Amortir, pas chauffer ni refroidir
Deux familles se partagent l'étiquette. Les matériaux à changement de phase stockent de l'énergie en fondant à la température de la peau et la rendent en se solidifiant — c'est le principe emprunté aux combinaisons techniques. Les fibres cellulosiques comme le lyocell jouent, elles, sur l'humidité : elles absorbent la vapeur et la relâchent, ce qui limite la sensation de moiteur. La seconde famille est la plus fiable au quotidien.

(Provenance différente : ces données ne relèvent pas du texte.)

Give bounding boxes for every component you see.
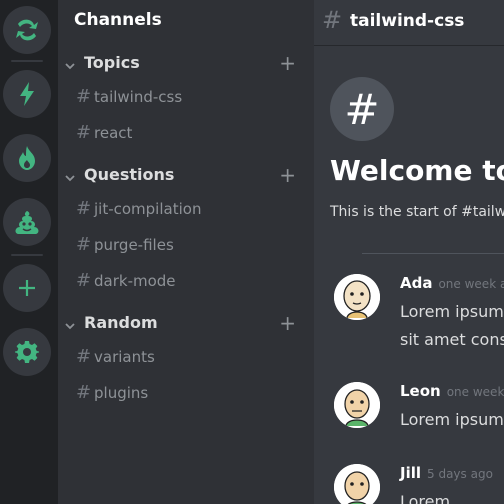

Pour qui c'est vraiment utile
Pour les dormeurs qui ont trop chaud puis trop froid dans la même nuit, et pour les couples dont les besoins divergent sous une couette unique. Ce n'est pas une réponse à une chambre trop chaude ni à une chambre glaciale : dans ces cas, c'est le grammage qui décide — une couette de 300 g pour une pièce à 18-20 °C, 450 g en dessous de 16 °C.
L'humidité compte autant que la température
La sensation d'avoir chaud vient largement de la vapeur d'eau piégée entre le corps et la couette. Une enveloppe en coton, lyocell ou bambou évacue ; un polyester dense retient. Sur ce point, une couette en soie obtient un résultat comparable par un autre chemin, en restant fine et dense.

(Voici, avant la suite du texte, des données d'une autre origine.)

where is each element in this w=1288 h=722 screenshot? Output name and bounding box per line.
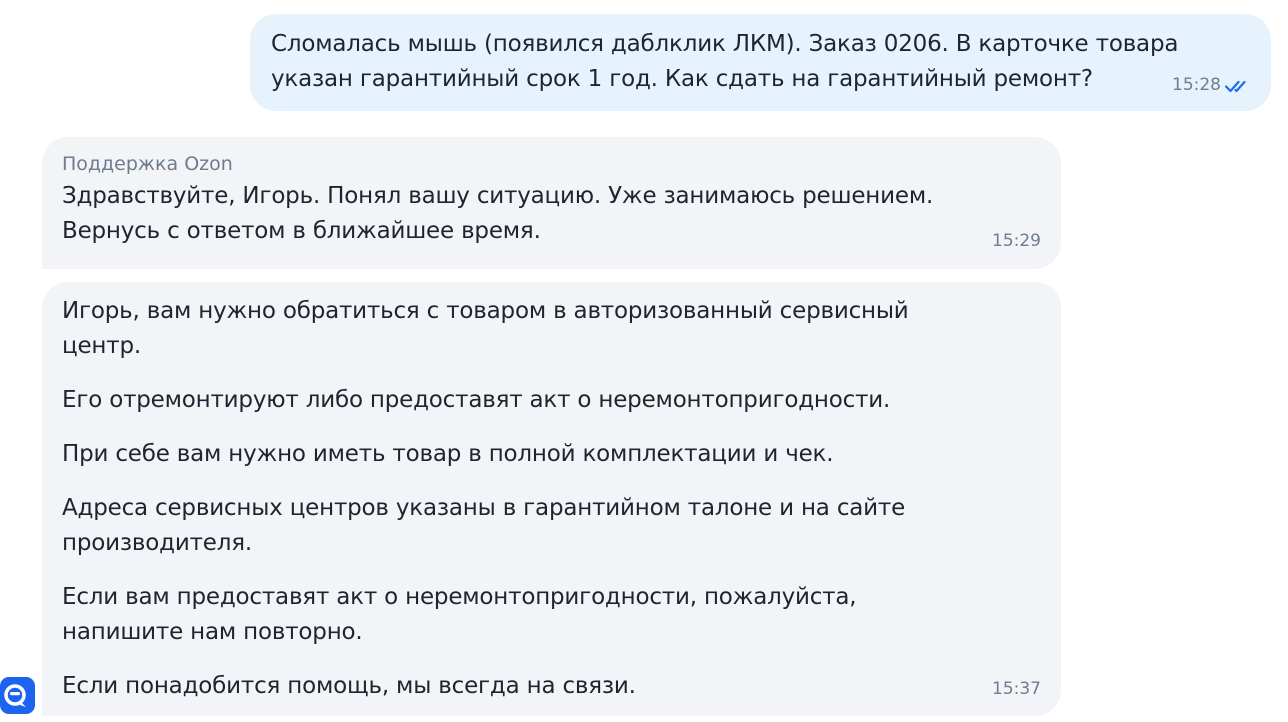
sender-name: Поддержка Ozon <box>62 153 233 175</box>
message-paragraph: Адреса сервисных центров указаны в гаран… <box>62 491 1041 561</box>
incoming-message-bubble: Игорь, вам нужно обратиться с товаром в … <box>42 282 1061 716</box>
outgoing-message-time: 15:28 <box>1172 75 1221 95</box>
paragraph-line: Игорь, вам нужно обратиться с товаром в … <box>62 298 909 324</box>
ozon-support-avatar-icon <box>0 677 35 714</box>
paragraph-line: При себе вам нужно иметь товар в полной … <box>62 441 834 467</box>
message-paragraph: Игорь, вам нужно обратиться с товаром в … <box>62 294 1041 364</box>
avatar-glyph-icon <box>4 684 26 707</box>
paragraph-line: Если понадобится помощь, мы всегда на св… <box>62 673 636 699</box>
paragraph-line: Его отремонтируют либо предоставят акт о… <box>62 387 891 413</box>
paragraph-line: напишите нам повторно. <box>62 619 363 645</box>
message-paragraph: Если понадобится помощь, мы всегда на св… <box>62 669 1041 704</box>
incoming-message-time: 15:29 <box>992 231 1041 251</box>
paragraph-line: Адреса сервисных центров указаны в гаран… <box>62 495 906 521</box>
incoming-message-line-2: Вернусь с ответом в ближайшее время. <box>62 218 541 244</box>
incoming-message-bubble: Поддержка Ozon Здравствуйте, Игорь. Поня… <box>42 137 1061 269</box>
message-paragraph: Его отремонтируют либо предоставят акт о… <box>62 383 1041 418</box>
double-check-icon <box>1225 80 1246 93</box>
incoming-message-time: 15:37 <box>992 679 1041 699</box>
message-paragraph: При себе вам нужно иметь товар в полной … <box>62 437 1041 472</box>
paragraph-line: центр. <box>62 333 141 359</box>
message-paragraph: Если вам предоставят акт о неремонтоприг… <box>62 580 1041 650</box>
incoming-message-line-1: Здравствуйте, Игорь. Понял вашу ситуацию… <box>62 183 934 209</box>
paragraph-line: производителя. <box>62 530 252 556</box>
paragraph-line: Если вам предоставят акт о неремонтоприг… <box>62 584 857 610</box>
outgoing-message-line-1: Сломалась мышь (появился даблклик ЛКМ). … <box>271 31 1179 57</box>
outgoing-message-line-2: указан гарантийный срок 1 год. Как сдать… <box>271 66 1093 92</box>
outgoing-message-bubble: Сломалась мышь (появился даблклик ЛКМ). … <box>250 14 1271 111</box>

Ce qu'il faut vérifier avant d'acheter
Le procédé doit être nommé, pas seulement l'effet : « thermorégulateur » sans mention de matériau ne garantit rien. Vérifiez aussi le lavage — certains traitements supportent mal les passages à 60°, la température qui traite les acariens, ce qui prive du principal avantage des garnissages synthétiques. Une couette 4 saisons règle la question des écarts saisonniers de façon plus rustique mais parfaitement efficace.